- On June 5, 2019
Florida, Texas, Iowa, Missouri, and Oregon are just a few of the states that have recently passed new legislation with the goal of expanding UPPA (unlicensed practice of Public Adjusting) and increasing penalties for those who violate it. The biggest changes contractors, Public Adjusters, lawyers and other third-party companies will face with these new laws is the interpretation of what a “public adjuster” is and the role a person has in a claim without proper certifications.
Public Adjuster By Definition
A public adjuster is a claims adjuster that acts on behalf of a policyholder in appraising and negotiating a first party insurance claim. Roles of a public adjuster often include assessing property damage, creating an estimate for repairs, reviewing insurance policy, determining coverages, and documenting a claim.

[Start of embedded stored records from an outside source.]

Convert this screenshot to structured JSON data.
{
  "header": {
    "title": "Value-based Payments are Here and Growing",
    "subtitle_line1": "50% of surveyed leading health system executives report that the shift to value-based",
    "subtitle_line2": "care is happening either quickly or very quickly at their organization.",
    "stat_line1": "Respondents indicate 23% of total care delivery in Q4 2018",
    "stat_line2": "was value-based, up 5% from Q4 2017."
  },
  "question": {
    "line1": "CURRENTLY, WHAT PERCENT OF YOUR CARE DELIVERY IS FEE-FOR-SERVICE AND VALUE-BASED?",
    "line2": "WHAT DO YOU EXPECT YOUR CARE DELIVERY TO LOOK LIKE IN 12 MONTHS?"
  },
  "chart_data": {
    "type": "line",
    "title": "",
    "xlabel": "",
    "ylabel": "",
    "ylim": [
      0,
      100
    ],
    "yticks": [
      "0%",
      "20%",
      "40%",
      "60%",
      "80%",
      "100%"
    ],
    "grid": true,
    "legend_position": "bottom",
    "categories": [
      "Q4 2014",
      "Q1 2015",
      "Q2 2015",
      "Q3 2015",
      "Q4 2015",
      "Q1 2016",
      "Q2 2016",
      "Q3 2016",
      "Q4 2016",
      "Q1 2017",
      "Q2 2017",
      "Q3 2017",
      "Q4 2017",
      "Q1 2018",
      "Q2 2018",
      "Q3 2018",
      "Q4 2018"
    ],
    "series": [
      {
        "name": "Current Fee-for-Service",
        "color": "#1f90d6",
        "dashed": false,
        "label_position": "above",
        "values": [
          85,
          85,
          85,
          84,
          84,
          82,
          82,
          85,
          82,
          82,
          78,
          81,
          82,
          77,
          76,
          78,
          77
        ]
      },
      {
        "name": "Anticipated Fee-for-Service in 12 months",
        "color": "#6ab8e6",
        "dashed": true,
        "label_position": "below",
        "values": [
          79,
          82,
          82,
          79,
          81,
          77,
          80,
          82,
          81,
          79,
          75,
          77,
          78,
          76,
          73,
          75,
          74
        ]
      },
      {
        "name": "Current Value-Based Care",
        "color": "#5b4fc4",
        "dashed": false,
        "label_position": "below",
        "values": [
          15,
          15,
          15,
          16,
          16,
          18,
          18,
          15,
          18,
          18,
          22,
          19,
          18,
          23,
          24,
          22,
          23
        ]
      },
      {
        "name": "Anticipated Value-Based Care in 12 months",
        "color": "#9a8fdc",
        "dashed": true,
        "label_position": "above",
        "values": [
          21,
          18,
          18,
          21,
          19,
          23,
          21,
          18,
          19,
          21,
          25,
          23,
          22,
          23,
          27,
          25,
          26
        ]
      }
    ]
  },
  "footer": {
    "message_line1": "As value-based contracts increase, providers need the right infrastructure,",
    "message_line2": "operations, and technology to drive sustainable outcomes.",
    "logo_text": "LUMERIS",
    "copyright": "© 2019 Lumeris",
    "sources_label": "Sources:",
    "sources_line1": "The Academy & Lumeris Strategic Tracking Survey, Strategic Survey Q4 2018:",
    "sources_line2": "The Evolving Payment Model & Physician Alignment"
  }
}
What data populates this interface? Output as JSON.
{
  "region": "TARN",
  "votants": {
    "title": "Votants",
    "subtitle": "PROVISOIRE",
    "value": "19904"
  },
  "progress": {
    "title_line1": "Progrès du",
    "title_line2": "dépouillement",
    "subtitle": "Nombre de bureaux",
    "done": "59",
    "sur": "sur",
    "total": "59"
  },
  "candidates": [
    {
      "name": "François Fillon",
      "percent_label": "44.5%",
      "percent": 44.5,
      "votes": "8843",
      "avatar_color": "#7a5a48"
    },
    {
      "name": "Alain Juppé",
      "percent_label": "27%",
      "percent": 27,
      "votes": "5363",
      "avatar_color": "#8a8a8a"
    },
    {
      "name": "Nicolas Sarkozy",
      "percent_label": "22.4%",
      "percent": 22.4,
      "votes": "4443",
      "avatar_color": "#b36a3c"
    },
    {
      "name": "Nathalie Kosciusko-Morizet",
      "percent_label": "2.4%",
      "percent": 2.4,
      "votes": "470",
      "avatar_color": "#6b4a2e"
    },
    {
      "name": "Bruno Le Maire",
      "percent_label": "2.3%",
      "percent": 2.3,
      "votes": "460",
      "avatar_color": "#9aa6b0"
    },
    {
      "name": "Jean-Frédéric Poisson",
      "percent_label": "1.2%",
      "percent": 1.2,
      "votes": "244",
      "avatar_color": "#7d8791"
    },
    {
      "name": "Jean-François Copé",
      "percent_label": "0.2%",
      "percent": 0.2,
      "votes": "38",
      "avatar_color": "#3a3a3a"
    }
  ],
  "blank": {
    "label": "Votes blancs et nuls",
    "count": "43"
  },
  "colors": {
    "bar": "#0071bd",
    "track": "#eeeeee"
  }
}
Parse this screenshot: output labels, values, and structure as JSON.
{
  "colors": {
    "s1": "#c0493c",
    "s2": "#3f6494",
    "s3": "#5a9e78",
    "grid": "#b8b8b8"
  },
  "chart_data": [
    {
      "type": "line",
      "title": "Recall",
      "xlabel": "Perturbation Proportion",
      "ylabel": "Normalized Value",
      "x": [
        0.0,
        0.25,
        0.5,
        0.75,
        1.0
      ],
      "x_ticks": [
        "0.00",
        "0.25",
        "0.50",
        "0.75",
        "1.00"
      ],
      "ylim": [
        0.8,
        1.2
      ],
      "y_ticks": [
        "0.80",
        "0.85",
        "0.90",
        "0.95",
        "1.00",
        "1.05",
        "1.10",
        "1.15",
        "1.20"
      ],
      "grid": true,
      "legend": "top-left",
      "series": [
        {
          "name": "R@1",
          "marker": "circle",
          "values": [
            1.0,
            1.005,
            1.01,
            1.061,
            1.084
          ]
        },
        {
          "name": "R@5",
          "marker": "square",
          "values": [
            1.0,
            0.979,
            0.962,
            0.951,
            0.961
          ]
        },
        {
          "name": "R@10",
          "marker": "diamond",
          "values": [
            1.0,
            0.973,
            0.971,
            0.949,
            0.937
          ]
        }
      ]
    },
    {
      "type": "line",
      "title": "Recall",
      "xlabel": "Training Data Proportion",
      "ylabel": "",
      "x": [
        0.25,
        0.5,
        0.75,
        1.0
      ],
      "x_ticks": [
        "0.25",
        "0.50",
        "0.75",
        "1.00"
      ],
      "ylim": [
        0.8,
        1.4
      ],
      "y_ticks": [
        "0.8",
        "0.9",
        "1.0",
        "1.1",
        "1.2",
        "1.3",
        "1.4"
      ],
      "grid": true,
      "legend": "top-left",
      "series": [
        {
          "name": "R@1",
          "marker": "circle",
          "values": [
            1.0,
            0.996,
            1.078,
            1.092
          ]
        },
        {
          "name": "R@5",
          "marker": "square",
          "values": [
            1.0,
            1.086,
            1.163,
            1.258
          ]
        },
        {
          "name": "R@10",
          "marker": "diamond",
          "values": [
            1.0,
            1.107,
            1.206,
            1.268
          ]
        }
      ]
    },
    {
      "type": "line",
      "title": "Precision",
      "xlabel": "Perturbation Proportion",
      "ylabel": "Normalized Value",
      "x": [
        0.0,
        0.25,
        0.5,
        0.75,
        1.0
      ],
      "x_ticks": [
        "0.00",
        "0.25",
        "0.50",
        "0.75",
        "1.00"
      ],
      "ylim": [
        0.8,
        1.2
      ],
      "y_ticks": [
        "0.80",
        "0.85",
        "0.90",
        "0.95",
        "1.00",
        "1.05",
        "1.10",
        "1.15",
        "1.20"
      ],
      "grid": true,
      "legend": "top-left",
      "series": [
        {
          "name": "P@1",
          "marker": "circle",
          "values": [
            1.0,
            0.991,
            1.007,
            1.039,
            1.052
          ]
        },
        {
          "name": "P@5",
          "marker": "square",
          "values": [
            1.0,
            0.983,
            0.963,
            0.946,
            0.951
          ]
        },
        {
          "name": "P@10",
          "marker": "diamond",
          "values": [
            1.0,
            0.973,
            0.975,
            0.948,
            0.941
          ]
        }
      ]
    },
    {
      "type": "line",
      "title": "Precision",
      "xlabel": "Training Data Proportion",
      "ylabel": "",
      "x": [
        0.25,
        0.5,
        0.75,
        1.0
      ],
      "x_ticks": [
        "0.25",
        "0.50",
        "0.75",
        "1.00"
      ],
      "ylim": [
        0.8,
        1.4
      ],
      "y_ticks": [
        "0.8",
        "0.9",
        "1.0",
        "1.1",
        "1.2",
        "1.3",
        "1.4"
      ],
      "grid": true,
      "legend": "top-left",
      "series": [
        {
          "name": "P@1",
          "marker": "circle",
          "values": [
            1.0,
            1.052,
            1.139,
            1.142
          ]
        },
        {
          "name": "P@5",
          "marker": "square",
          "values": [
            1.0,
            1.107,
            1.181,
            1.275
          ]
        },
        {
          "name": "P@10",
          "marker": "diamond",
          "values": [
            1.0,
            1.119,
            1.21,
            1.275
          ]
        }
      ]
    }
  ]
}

In almost every state, UPPA laws exist to prevent roofing contractors from doing anything except preparing an estimate for the damage. However, several states including FL, TX and OR have passed new laws that effectively prevent anyone from assisting a policyholder with their claim, unless they have a valid public adjuster’s license.
Learn about the changes in Texas here.
Learn about the changes in FL here.
Read how OR is expanding UPPA to insurance claims outside of roofing and restoration here.
Read state laws in IA, GA, MO which state “any person” who acts on behalf of a consumer in regards to an insurance claim is violating UPPA laws here.
How Contractors Will Be Affected
It’s critical for contractors – regardless of trade – to stay compliant with state laws and policies to avoid violating UPPA. Now’s the time to review your sales/marketing processes to ensure your door knockers are NOT inspecting damage or starting claims for customers.
In addition, contractors utilizing third parties like Public Adjusters, to help their customers get accurate claim payment need to be aware of how UPPA violations within those organizations can prevent claims from being paid.
For example, it’s not uncommon for public adjusters and firms to have staff members without actual PA licenses complete damage assessments, review policies and start a claim. While they may have a few licensed PA’s in their organization, the people doing the claim work are not certified. This is considered a direct violation of UPPA laws in most states.
For contractors unknowingly using third parties that violate UPPA put themselves at risk. Insurance companies love to use the UPPA argument to tie up claims in court, and worse, not paying them.
How To Protect Yourself & Roofing Company
Roofing contractors often need help from experts to claims to ensure fair and accurate claim payment. With the recent changes in states like FL, roofing contractors will need to use a PA or property damage attorney on every large loss claim. Third party claim supplement companies are also often used but can create additional challenges. While you may assume that the PA or vendor you’re working with is compliant with state and local laws, it’s better to be safe than sorry and know the following upfront:
- Is the person scoping the loss/assessing damage qualified to do so?
- Is the person documenting/starting a claim qualified to do so?
- Is the person working the claim qualified and licensed to discuss the policy or negotiate the claim for a higher settlement?
It’s critical for contractors – regardless of trade – to stay compliant with state laws and policies. Ensure you have someone on staff keeping an eye out for new laws, litigation, and implement changes ASAP.
C3 Group does not subscribe to provisions that create bad law for consumers -OR- contractors while offering additional ways for carriers to shield themselves from the responsibility of paying claims. The bottom line is that many times, carriers will conflate data to flip the narrative to a ruse of ‘consumer protection’ or fabricate a ‘crises narrative’ in an effort to give them more leverage against the people that they negotiate against.
Also, the definition of UPPA is still very unclear due to bad definitions and inconsistent applications. This attempt to limit the efficacy of AOBs is yet another attempt by the carriers to do one thing: Have more leverage to deny and underpay claims without recourse. Let’s not kid ourselves. This has very little to do with consumer protection and it’s unfair to contractors who are underpaid.
Also, premium rate increases are conspicuously secured by carriers after two of the largest hurricanes in FL history, after a LONG period of no major storms in the Sunshine State. Let’s be realistic about the reasons that rate increases occurred. Just because an AOB is in place and litigation has increased doesn’t mean that removing these protections for contractors will have any real effect on premiums in Florida. Carriers will still underpay and they will still be sued, at the end of the day. It also doesn’t mean that the laws are fair and measured as a way to protect consumers. To that end, this is just another obstacle for contractors that simply want to be paid a fair rate for the work they do after a disaster and one that might be deemed unconstitutional down the road.
But for now, do your best to protect yourselves and use qualified people who are compliant with these new laws, to reduce your overall enterprise risk exposures.